Llegué a la dirección que me dio El Chava, expliqué a la mujer quién era yo y cuánto dinero le di a su esposo. Ella no pudo hacer nada, su marido no volvía y era porque quedo detenido; ahí entendí que fue una mala decisión aquella. Consciente de que ese dinero estaba perdido, antes que desistir seguí caminando hacia adelante, esa misma tarde volví a la estación de autobús donde había despedido horas antes a Zaida, compré un boleto para Nogales, para intentar cruzar por ese lugar. Ese siempre fue mi plan B con respecto al cruce de la frontera, tuve decenas de planes A y B para cada situación que se presentara, es algo que caracteriza mi personalidad desde ese punto de mi vida, con tantas cosas que me pasaron.

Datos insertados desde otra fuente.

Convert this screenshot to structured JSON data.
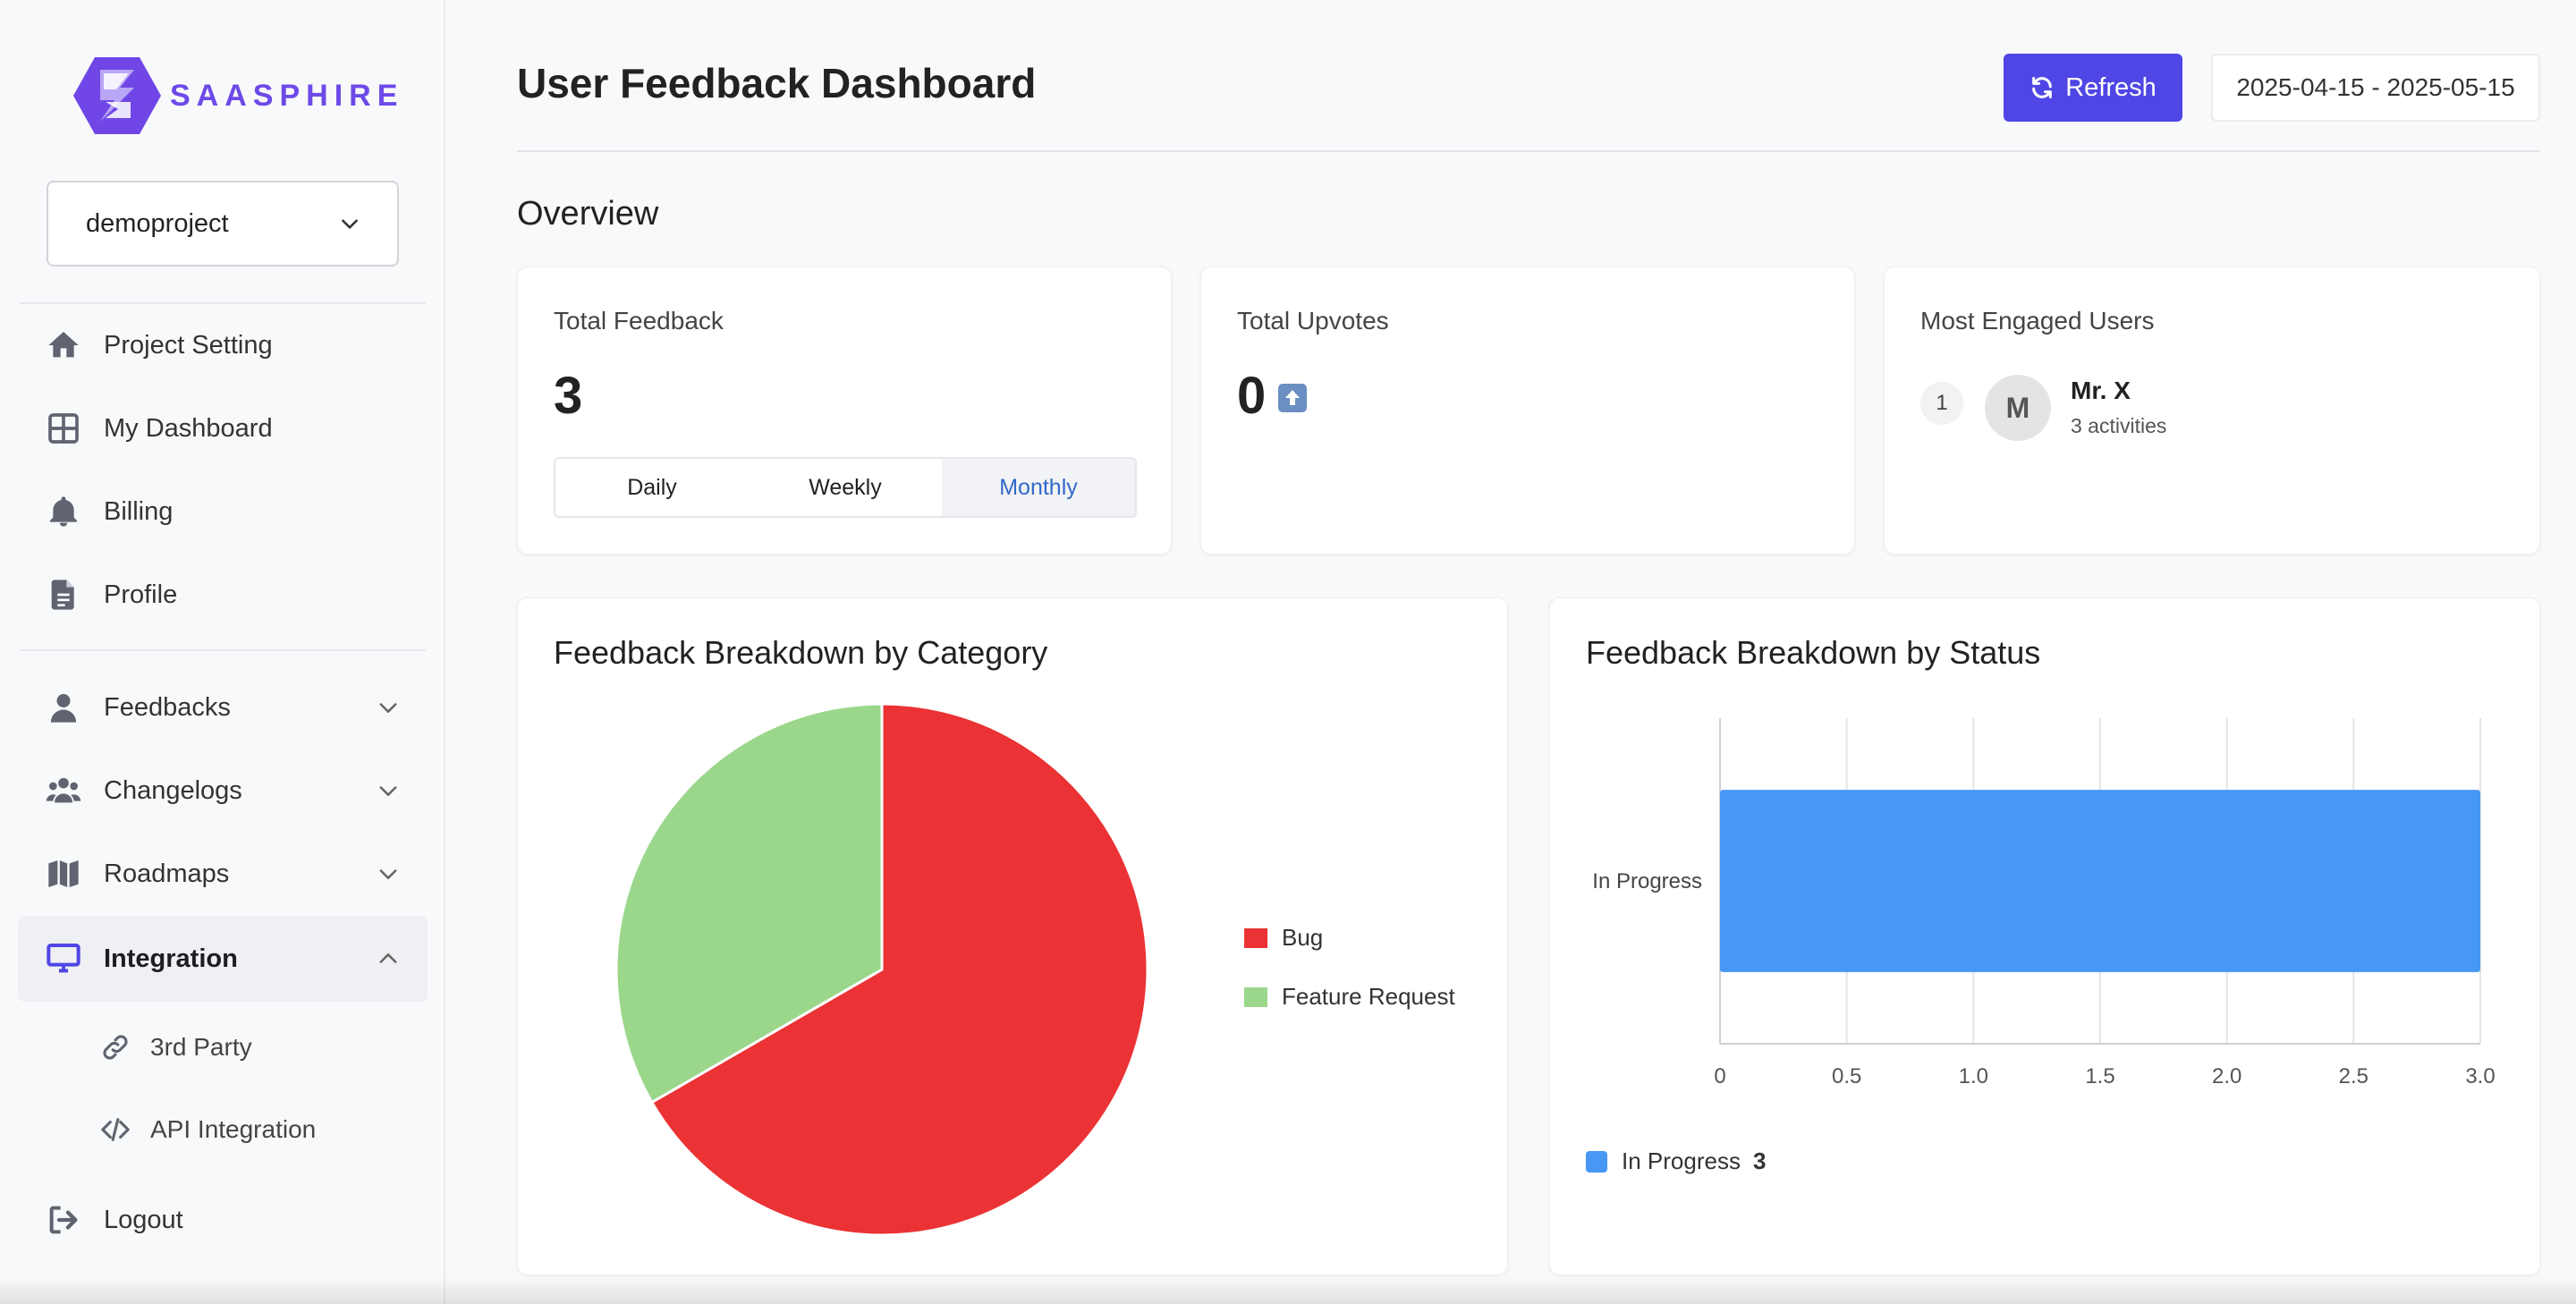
{
  "brand": {
    "name": "SAASPHIRE",
    "accent": "#6d4ae8"
  },
  "project_select": {
    "value": "demoproject"
  },
  "nav": {
    "primary": [
      {
        "label": "Project Setting",
        "icon": "home-icon"
      },
      {
        "label": "My Dashboard",
        "icon": "dashboard-grid-icon"
      },
      {
        "label": "Billing",
        "icon": "bell-icon"
      },
      {
        "label": "Profile",
        "icon": "document-icon"
      }
    ],
    "secondary": [
      {
        "label": "Feedbacks",
        "icon": "user-icon"
      },
      {
        "label": "Changelogs",
        "icon": "users-icon"
      },
      {
        "label": "Roadmaps",
        "icon": "map-icon"
      },
      {
        "label": "Integration",
        "icon": "monitor-icon"
      }
    ],
    "integration_sub": [
      {
        "label": "3rd Party",
        "icon": "link-icon"
      },
      {
        "label": "API Integration",
        "icon": "code-icon"
      }
    ],
    "logout": {
      "label": "Logout",
      "icon": "logout-icon"
    }
  },
  "header": {
    "title": "User Feedback Dashboard",
    "refresh_label": "Refresh",
    "date_range": "2025-04-15 - 2025-05-15",
    "button_color": "#4f46e5"
  },
  "overview": {
    "title": "Overview",
    "total_feedback": {
      "label": "Total Feedback",
      "value": "3",
      "periods": [
        "Daily",
        "Weekly",
        "Monthly"
      ],
      "selected_period": "Monthly"
    },
    "total_upvotes": {
      "label": "Total Upvotes",
      "value": "0"
    },
    "engaged_users": {
      "label": "Most Engaged Users",
      "users": [
        {
          "rank": "1",
          "initial": "M",
          "name": "Mr. X",
          "activity": "3 activities"
        }
      ]
    }
  },
  "charts": {
    "category": {
      "title": "Feedback Breakdown by Category"
    },
    "status": {
      "title": "Feedback Breakdown by Status"
    }
  },
  "chart_data": [
    {
      "type": "pie",
      "title": "Feedback Breakdown by Category",
      "categories": [
        "Bug",
        "Feature Request"
      ],
      "values": [
        2,
        1
      ],
      "colors": [
        "#eb3234",
        "#9bd78b"
      ],
      "legend": "right"
    },
    {
      "type": "bar",
      "orientation": "horizontal",
      "title": "Feedback Breakdown by Status",
      "categories": [
        "In Progress"
      ],
      "values": [
        3
      ],
      "series": [
        {
          "name": "In Progress",
          "values": [
            3
          ]
        }
      ],
      "xlim": [
        0,
        3
      ],
      "x_ticks": [
        "0",
        "0.5",
        "1.0",
        "1.5",
        "2.0",
        "2.5",
        "3.0"
      ],
      "grid": true,
      "colors": [
        "#4797f5"
      ],
      "legend": "bottom",
      "legend_value": "3"
    }
  ]
}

Abordé el autobús rumbo a Monterrey donde debía conectar con otro para llegar a Nogales. Era casi medianoche cuando llegué a Monterrey. Quedé impresionado por lo linda que es esa ciudad, lo poco que pude ver, la estación de autobús es enorme, muy moderna para la época, se entiende porque es una estación para viajes nacionales e internacionales. Compré el pasaje y algunos snacks y jugos para el camino. Me costó un poco encontrar el lugar de embarque, pero llegué justo a tiempo para abordar.
Y emprendimos un viaje que duró toda la noche. Al amanecer me deslumbró una escenografía del género western, como aquel filme de Cantinflas tratando de cruzar la frontera, ese desierto, colinas muy altas; era mágico estar viviendo eso.
A las 9 de la mañana, más o menos, el autobús hizo una parada en medio de la ruta. «Retén, retén», decía la gente. Cuando vi asomarse una gorra militar por la puerta automáticamente me hice el dormido, pero profundo, con la cabeza completamente inclinada hacia adelante en una posición que dirían ¡este ya murió!, babeando por litros. Sin embargo, escuchaba todo lo que pasaba a mí alrededor. El oficial solo recorrió el pasillo sin pedir documentos, creo que estaban buscando a alguien en específico. Yo seguí haciéndome el dormido hasta que el vehículo se movió. Esperé a que se alejara lo suficiente y desperté. Resultó el simulacro.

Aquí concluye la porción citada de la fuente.